El equipo de la televisión ha elegido el salón de baile por las cortinas de terciopelo rojo. Delante de las cortinas han instalado un sillón bastante recargado para su madre y una silla más ordinaria para la mujer que conversará con ella. Cuando llega, Susan tiene que atravesar la sala entera. Está lista para marcharse. Lleva una cartera de cuero de becerro colgada del hombro. Sus andares son naturales y confiados. John vuelve a sentir una punzada suave, como el roce de una pluma, la punzada de la pérdida próxima.

– Ha sido un gran honor poder conocerla, señora Costello -dice Susan, estrechando la mano de su madre.

– Elizabeth -dice su madre-. Disculpa el trono.

– Elizabeth.

»Quiero darle esto -dice Susan, y saca un libro de su cartera. La portada muestra a una mujer con una túnica de la Grecia antigua y un pergamino en la mano. Reclamar una Historia: Mujeres y memoria es el título.
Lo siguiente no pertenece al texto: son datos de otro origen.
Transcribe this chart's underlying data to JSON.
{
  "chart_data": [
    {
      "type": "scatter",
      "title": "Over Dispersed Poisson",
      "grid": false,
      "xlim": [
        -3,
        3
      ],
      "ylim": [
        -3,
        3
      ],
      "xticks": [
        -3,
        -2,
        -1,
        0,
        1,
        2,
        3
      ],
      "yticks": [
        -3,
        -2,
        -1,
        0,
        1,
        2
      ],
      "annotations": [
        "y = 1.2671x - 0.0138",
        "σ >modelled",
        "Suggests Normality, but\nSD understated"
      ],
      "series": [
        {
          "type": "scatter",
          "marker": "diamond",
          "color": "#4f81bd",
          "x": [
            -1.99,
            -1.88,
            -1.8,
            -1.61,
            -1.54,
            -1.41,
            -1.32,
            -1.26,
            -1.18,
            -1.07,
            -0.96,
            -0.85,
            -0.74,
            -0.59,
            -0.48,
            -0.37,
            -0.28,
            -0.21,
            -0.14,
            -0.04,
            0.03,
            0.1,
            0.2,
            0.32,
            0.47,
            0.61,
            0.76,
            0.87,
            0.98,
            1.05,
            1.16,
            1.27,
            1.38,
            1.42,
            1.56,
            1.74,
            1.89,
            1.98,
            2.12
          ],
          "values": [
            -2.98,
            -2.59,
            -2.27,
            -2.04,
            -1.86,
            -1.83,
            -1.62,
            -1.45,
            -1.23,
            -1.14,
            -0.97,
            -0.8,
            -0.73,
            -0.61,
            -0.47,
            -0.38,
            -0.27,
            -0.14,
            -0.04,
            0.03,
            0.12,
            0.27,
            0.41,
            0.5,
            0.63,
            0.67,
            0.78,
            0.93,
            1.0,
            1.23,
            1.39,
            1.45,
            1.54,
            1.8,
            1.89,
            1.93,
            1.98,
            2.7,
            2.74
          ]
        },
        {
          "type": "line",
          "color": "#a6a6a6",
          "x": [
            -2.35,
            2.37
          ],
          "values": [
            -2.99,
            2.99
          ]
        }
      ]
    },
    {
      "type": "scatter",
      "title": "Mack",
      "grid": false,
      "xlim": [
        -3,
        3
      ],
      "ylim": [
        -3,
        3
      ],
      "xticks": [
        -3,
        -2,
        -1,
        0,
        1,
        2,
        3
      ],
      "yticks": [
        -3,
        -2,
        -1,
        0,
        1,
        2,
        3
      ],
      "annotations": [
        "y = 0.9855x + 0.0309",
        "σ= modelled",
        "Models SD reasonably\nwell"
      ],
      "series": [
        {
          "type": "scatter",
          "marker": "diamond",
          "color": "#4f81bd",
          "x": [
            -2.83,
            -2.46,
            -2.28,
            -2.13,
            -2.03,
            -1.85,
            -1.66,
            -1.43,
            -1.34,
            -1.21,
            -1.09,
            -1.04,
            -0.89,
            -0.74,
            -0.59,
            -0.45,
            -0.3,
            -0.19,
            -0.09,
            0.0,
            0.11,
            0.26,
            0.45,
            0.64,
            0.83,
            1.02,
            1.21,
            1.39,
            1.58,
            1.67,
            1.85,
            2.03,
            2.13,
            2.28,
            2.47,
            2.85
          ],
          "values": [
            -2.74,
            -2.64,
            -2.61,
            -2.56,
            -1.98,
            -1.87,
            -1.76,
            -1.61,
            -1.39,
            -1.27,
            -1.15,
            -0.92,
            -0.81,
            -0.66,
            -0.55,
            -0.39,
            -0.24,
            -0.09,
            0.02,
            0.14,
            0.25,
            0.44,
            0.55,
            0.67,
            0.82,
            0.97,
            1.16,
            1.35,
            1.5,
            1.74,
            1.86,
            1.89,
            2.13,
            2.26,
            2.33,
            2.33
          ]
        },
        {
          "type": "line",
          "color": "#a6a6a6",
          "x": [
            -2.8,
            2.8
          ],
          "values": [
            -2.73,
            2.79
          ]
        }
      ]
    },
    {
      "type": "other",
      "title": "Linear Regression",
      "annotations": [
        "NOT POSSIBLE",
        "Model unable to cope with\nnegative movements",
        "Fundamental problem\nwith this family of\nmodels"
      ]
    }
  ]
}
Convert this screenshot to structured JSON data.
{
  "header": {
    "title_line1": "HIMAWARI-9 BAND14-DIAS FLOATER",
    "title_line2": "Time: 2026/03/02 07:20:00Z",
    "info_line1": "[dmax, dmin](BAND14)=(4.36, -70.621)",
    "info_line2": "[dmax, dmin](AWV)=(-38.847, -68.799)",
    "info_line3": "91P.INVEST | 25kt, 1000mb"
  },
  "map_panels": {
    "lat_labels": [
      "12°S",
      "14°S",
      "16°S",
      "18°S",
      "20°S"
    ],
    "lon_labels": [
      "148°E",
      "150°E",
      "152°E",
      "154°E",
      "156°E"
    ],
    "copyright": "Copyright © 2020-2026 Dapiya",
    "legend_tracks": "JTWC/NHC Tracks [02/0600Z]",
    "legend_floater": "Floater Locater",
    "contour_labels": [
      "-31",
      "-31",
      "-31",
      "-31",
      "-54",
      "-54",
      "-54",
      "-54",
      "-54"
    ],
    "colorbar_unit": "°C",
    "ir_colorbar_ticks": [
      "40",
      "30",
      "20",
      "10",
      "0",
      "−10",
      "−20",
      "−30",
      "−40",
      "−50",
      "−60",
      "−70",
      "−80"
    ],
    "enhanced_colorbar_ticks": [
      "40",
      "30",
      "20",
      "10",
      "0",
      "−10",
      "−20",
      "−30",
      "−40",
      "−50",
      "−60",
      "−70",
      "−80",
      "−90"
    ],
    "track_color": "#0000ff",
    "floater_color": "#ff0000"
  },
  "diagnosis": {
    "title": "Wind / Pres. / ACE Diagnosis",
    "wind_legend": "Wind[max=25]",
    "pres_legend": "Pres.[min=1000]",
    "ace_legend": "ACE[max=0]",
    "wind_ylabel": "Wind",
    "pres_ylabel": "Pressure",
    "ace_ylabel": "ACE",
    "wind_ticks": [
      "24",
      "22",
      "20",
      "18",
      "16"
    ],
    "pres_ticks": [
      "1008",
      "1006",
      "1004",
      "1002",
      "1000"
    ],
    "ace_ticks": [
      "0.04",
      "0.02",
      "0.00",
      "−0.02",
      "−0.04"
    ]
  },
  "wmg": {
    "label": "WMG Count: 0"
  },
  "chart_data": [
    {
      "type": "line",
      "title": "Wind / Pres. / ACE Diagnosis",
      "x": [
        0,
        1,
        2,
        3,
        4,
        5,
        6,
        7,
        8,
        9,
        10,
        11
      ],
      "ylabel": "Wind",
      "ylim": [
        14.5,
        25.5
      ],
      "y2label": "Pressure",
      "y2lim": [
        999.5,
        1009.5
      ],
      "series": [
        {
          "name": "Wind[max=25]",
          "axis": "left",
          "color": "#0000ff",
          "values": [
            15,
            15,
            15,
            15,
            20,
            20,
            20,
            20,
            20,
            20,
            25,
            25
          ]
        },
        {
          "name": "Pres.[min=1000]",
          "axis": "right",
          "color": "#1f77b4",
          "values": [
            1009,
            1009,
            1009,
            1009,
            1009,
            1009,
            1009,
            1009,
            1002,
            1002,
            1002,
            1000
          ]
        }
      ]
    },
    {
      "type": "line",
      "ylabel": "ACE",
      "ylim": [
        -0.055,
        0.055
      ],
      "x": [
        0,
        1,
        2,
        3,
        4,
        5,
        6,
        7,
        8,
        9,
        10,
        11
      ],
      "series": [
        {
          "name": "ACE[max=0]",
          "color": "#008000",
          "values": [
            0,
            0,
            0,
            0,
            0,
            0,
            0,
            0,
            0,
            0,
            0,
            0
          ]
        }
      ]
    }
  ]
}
Por Susan Kaye Moebius.

– Gracias. Tengo muchas ganas de leerlo -dice su madre.

John se queda a la entrevista, sentado en un rincón, y mira cómo su madre se transforma en la persona que la televisión quiere que sea. Todas las cosas pintorescas que anoche se negó a decir ahora tienen permiso para salir: frases mordaces, anécdotas de infancia en el interior de Australia («Ha de tener usted en cuenta lo enorme que es Australia. No somos más que pulgas en su lomo. Somos unos recién llegados»), historias del mundo del cine, de actores y actrices con los que se cruzó en el camino, de las adaptaciones de sus libros y de lo que piensa de ellas («El cine es un medio que simplifica. Esa es su naturaleza. Es mejor que lo aceptemos. Funciona con pinceladas gruesas»). Seguidos de una mirada al mundo contemporáneo («Me alegra el corazón ver a tantas jóvenes fuertes que saben lo que quieren»). Incluso hace una mención a la observación de aves.

Después de la entrevista casi se olvida el libro de Susan Moebius. Es él quien lo recoge de debajo del sillón.